Orders for durable goods fell for a record sixth consecutive month in January. The Commerce Department said orders dropped by 5.2%, more than twice as much as forecast.

The Commerce Department said Thursday that new home sales fell 10.2% in January to a seasonally adjusted annual rate of 309,000. It was the slowest monthly pace since recordkeeping began in 1963.

The Labor Department said initial claims for unemployment benefits rose to 667,000 from the previous week's figure of 631,000. The number of people continuing to claim jobless benefits increased by 114,000 to 5.11 million in the week ended February 14.

Upcoming on the economic calendar are reports on construction spending on March 2, pending home sales on March 3 and factory orders on March 5.

Monday, February 23, 2009



Last Week in the News (February 23, 2009)

On Tuesday, February 17, it was announced that the National Association of Home Builders/Wells Fargo housing market index rose one point to nine in February, after falling to an all-time low of eight in January.
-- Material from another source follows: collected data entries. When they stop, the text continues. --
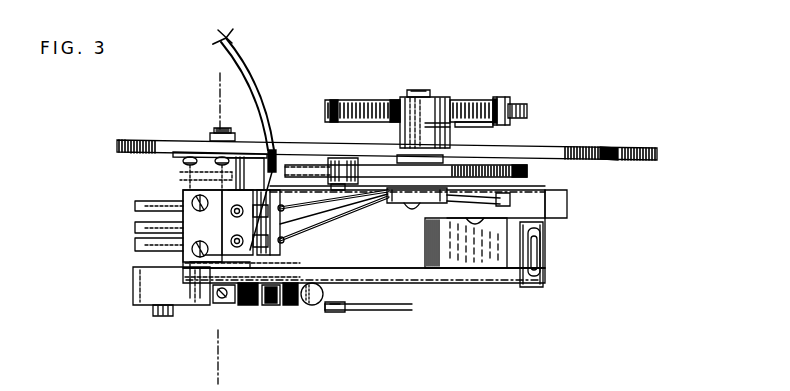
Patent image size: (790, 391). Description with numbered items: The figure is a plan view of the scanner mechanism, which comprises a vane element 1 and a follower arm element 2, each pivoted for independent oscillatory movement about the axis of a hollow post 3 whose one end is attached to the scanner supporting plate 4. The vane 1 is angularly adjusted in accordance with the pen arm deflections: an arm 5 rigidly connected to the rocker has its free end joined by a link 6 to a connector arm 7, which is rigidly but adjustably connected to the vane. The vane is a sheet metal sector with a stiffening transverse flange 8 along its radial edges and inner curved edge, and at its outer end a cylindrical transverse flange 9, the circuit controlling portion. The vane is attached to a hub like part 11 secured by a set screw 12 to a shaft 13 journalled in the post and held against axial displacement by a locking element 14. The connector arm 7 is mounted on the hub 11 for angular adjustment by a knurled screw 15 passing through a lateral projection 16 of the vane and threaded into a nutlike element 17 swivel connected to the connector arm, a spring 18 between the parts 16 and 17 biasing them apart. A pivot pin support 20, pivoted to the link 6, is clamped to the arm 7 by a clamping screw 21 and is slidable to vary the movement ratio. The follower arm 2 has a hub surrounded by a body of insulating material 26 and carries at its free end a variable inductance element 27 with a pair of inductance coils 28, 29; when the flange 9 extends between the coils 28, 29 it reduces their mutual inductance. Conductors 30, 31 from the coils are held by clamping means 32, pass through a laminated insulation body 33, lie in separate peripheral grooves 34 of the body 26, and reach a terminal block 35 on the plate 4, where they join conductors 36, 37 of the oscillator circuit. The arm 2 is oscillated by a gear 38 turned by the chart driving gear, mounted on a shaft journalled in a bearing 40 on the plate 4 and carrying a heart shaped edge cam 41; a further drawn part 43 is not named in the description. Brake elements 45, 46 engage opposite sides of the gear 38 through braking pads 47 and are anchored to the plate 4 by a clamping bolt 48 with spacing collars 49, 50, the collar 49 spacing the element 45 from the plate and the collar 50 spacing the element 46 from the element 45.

The vane element 1 is at (432, 283).
The follower arm element 2 is at (410, 194).
The post 3 is at (240, 170).
The scanner supporting plate 4 is at (579, 151).
The arm 5 is at (210, 91).
The link 6 is at (382, 301).
The connector arm 7 is at (380, 311).
The stiffening transverse flange 8 is at (470, 279).
The transverse flange 9 is at (545, 276).
The hub like part 11 is at (238, 305).
The set screw 12 is at (220, 303).
The shaft 13 is at (216, 134).
The locking element 14 is at (229, 134).
The screw 15 is at (250, 306).
The lateral projection 16 is at (286, 304).
The nutlike element 17 is at (270, 274).
The spring 18 is at (268, 305).
The pivot pin support 20 is at (352, 300).
The clamping screw 21 is at (330, 311).
The body of insulating material 26 is at (160, 196).
The variable inductance element 27 is at (568, 205).
The inductance coil 28 is at (521, 279).
The inductance coil 29 is at (545, 266).
The conductor 30 is at (143, 241).
The conductor 31 is at (143, 208).
The clamping means 32 is at (398, 203).
The laminated insulation body 33 is at (298, 238).
The peripheral grooves 34 is at (143, 234).
The terminal block 35 is at (196, 172).
The conductor 36 is at (216, 43).
The conductor 37 is at (226, 37).
The gear 38 is at (470, 104).
The bearing 40 is at (452, 137).
The edge cam 41 is at (530, 172).
The gear 43 is at (336, 162).
The brake element 45 is at (512, 123).
The brake element 46 is at (501, 104).
The braking pads 47 is at (325, 114).
The clamping bolt 48 is at (426, 90).
The spacing collar 49 is at (410, 104).
The spacing collar 50 is at (414, 97).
An index reading higher than 50 indicates positive sentiment about the housing market.

On Tuesday, President Barack Obama signed into law a $787 billion economic stimulus plan designed to spur consumer spending and create millions of jobs. The American Recovery and Reinvestment Act contains numerous provisions: roughly $300 billion in tax breaks for individuals and businesses, more than $250 billion in aid to distressed states, and almost $200 billion to upgrade the nation’s infrastructure. The package also includes an $8,000 tax credit for first-time homebuyers, which does not have to be repaid unless you sell your home within three years.

The Commerce Department reported Wednesday that construction of new homes and apartments fell 16.8% in January to a seasonally adjusted annual rate of 466,000 units, the lowest on record. Economists had anticipated a decline to 530,000 units. Meanwhile, building permits fell 4.8% to a rate of 521,000 units.

The Federal Reserve reported Wednesday that industrial production at the nation’s factories, mines and utilities fell 1.8% in January. Economists had expected a 1.5% decline. Manufacturing, which accounts for about four-fifths of industrial production, decreased 2.5%, utilities posted a 2.7% gain and mining output dipped 1.3%.

On Wednesday, Obama unveiled the $75 billion Homeowner Stability Initiative. The multi-step plan would help struggling homeowners by providing incentives to lenders, servicers, mortgage holders and borrowers to help modify mortgage loans. The goal is to prevent as many as nine million Americans from losing their homes to foreclosure.

The Labor Department reported the producer price index, which tracks wholesale prices, rose by 0.8% in January. It was the largest increase since July 2008. Economists had expected a 0.2% increase.

Upcoming on the economic calendar are reports on consumer confidence on February 24, and durable goods orders and new home sales on February 26.